The teenage Yuri’s crush on Jae-heon is initially played for awkwardness, but after his death, her grief becomes a driving force. She takes up his weapon, mimics his posture, and speaks to his memory. This “romance with the dead” illustrates how Sweet Home uses romantic attachment as a mechanism for legacy and transformation. Yuri does not move on; she incorporates Jae-heon into her identity. The paper argues this is not unhealthy but thematic: love outlives the body and continues to shape action.

The central conceit of Sweet Home is that desire—specifically, unmanageable or selfish desire—triggers monsterization. However, the series complicates this: romantic love is a desire for another , which inherently challenges pure self-interest. We apply attachment theory (Bowlby) and Levinasian ethics (the face of the Other as the call to responsibility) to argue that romantic bonds in the narrative are the only desires that resist the monster’s curse. While the cursed desire to “become free” or “revenge” isolates, the desire to protect, hold, or be seen by another integrates.

The comic-relief duo of the elderly Mr. Ahn (Dusik) and the restaurant owner Ji-soo provides the most stable domestic model. Their verbal sparring (“You old fool!” / “And you’re a nagging ghost!”) masks a deep, unacknowledged romantic history. The script implies they have long harbored feelings but were too proud to act. In the apocalypse, they become de facto parents to the younger survivors. Their final scene together (holding hands in the basement) confirms that romance in Sweet Home is not for the young alone; it is the quiet, accumulated choice to stay.

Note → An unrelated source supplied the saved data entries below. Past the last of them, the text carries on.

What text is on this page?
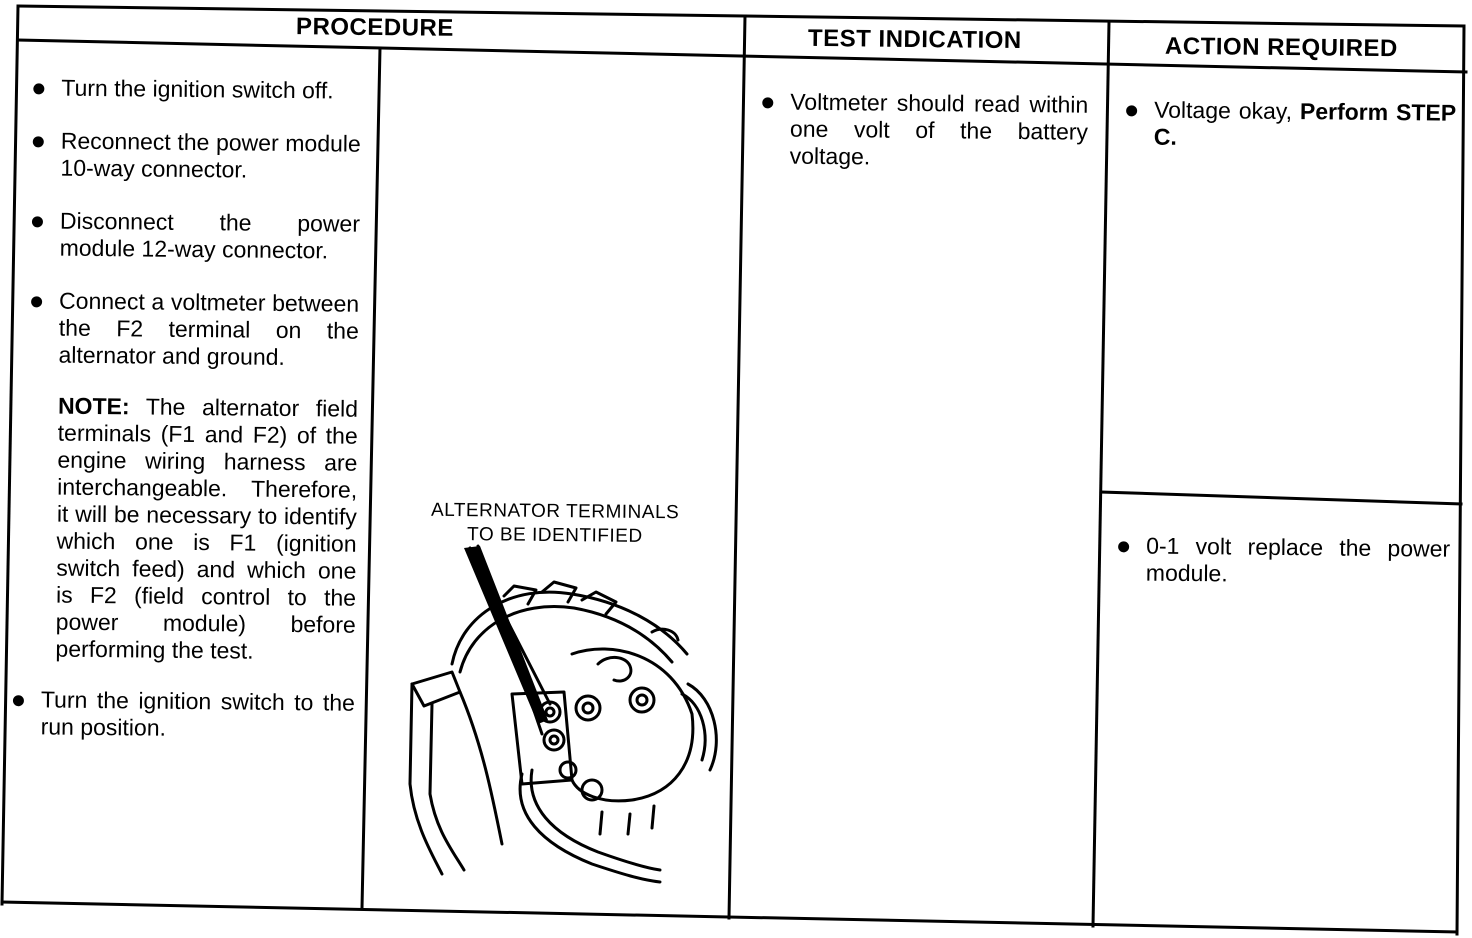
PROCEDURE	TEST INDICATION	ACTION REQUIRED
Turn the ignition switch off.
Reconnect the power module 10-way connector.
Disconnect the power module 12-way connector.
Connect a voltmeter between the F2 terminal on the alternator and ground.
NOTE: The alternator field terminals (F1 and F2) of the engine wiring harness are interchangeable. Therefore, it will be necessary to identify which one is F1 (ignition switch feed) and which one is F2 (field control to the power module) before performing the test.
Turn the ignition switch to the run position.
ALTERNATOR TERMINALS
TO BE IDENTIFIED
Voltmeter should read within one volt of the battery voltage.
Voltage okay, Perform STEP C.
0-1 volt replace the power module.
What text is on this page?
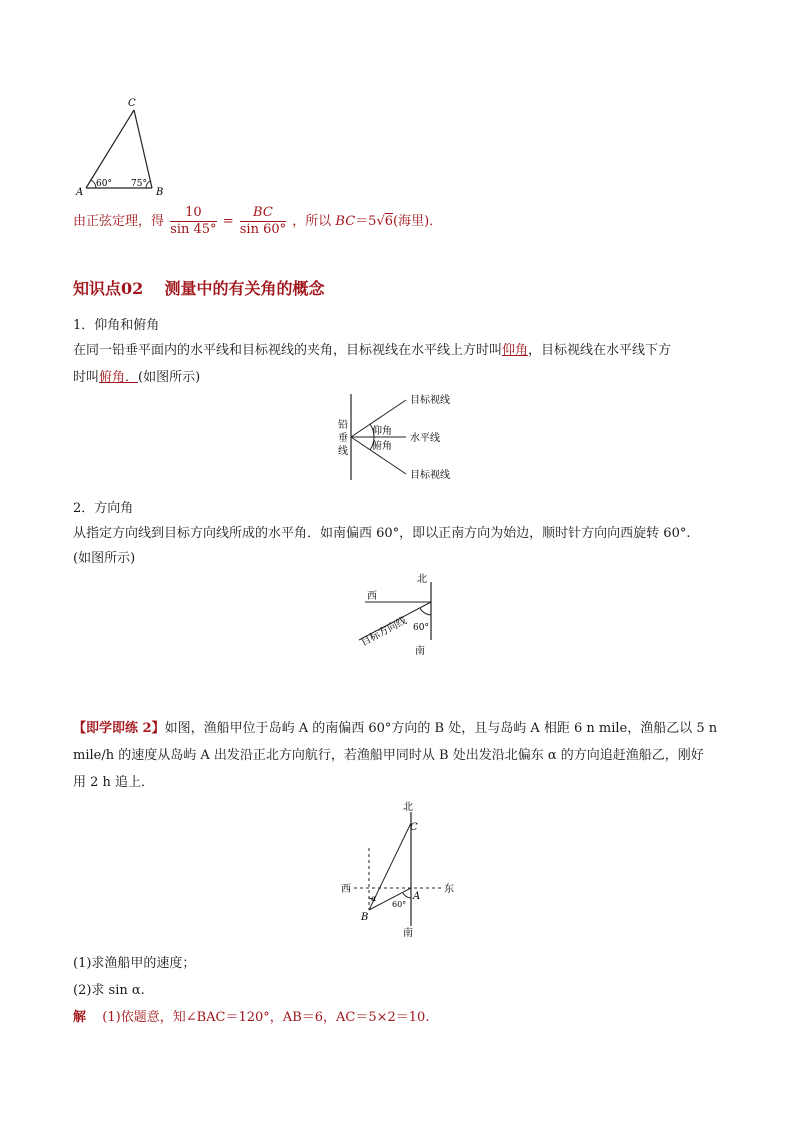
C
A	B
60° 75°
由正弦定理，得 $\frac{10}{\sin 45^\circ} = \frac{BC}{\sin 60^\circ}$ ，所以 BC＝5√6(海里)．
知识点02 测量中的有关角的概念
1．仰角和俯角
在同一铅垂平面内的水平线和目标视线的夹角，目标视线在水平线上方时叫仰角，目标视线在水平线下方
时叫俯角．(如图所示)
铅
垂
线
目标视线
仰角
水平线
俯角
目标视线
2．方向角
从指定方向线到目标方向线所成的水平角．如南偏西 60°，即以正南方向为始边，顺时针方向向西旋转 60°.
(如图所示)
北
西
南
60°
目标方向线
【即学即练 2】如图，渔船甲位于岛屿 A 的南偏西 60°方向的 B 处，且与岛屿 A 相距 6 n mile，渔船乙以 5 n
mile/h 的速度从岛屿 A 出发沿正北方向航行，若渔船甲同时从 B 处出发沿北偏东 α 的方向追赶渔船乙，刚好
用 2 h 追上．
北
C
西	东
A
B
α
60°
南
(1)求渔船甲的速度；
(2)求 sin α.
解 (1)依题意，知∠BAC＝120°，AB＝6，AC＝5×2＝10.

Eun-yoo’s evolution from suicidal apathy to fierce protectiveness directly maps onto her developing feelings for Hyun-soo. Their romance is asynchronous: Eun-yoo’s early cruelty masks attraction; Hyun-soo’s isolation prevents recognition. The turning point occurs in the bathroom confrontation (Episode 5) where Eun-yoo forces him to confront his emerging monster eye. This is not a tender moment but an intimate violation—she touches his wound, looks directly at his horror, and declares, “Then let me see it all.” This act of witnessing becomes the foundation of their romance. By Season 2, their reunion carries the weight of a couple separated by war. We argue that Eun-yoo represents the “grounded romantic” —love as pragmatic, unsentimental, but utterly loyal.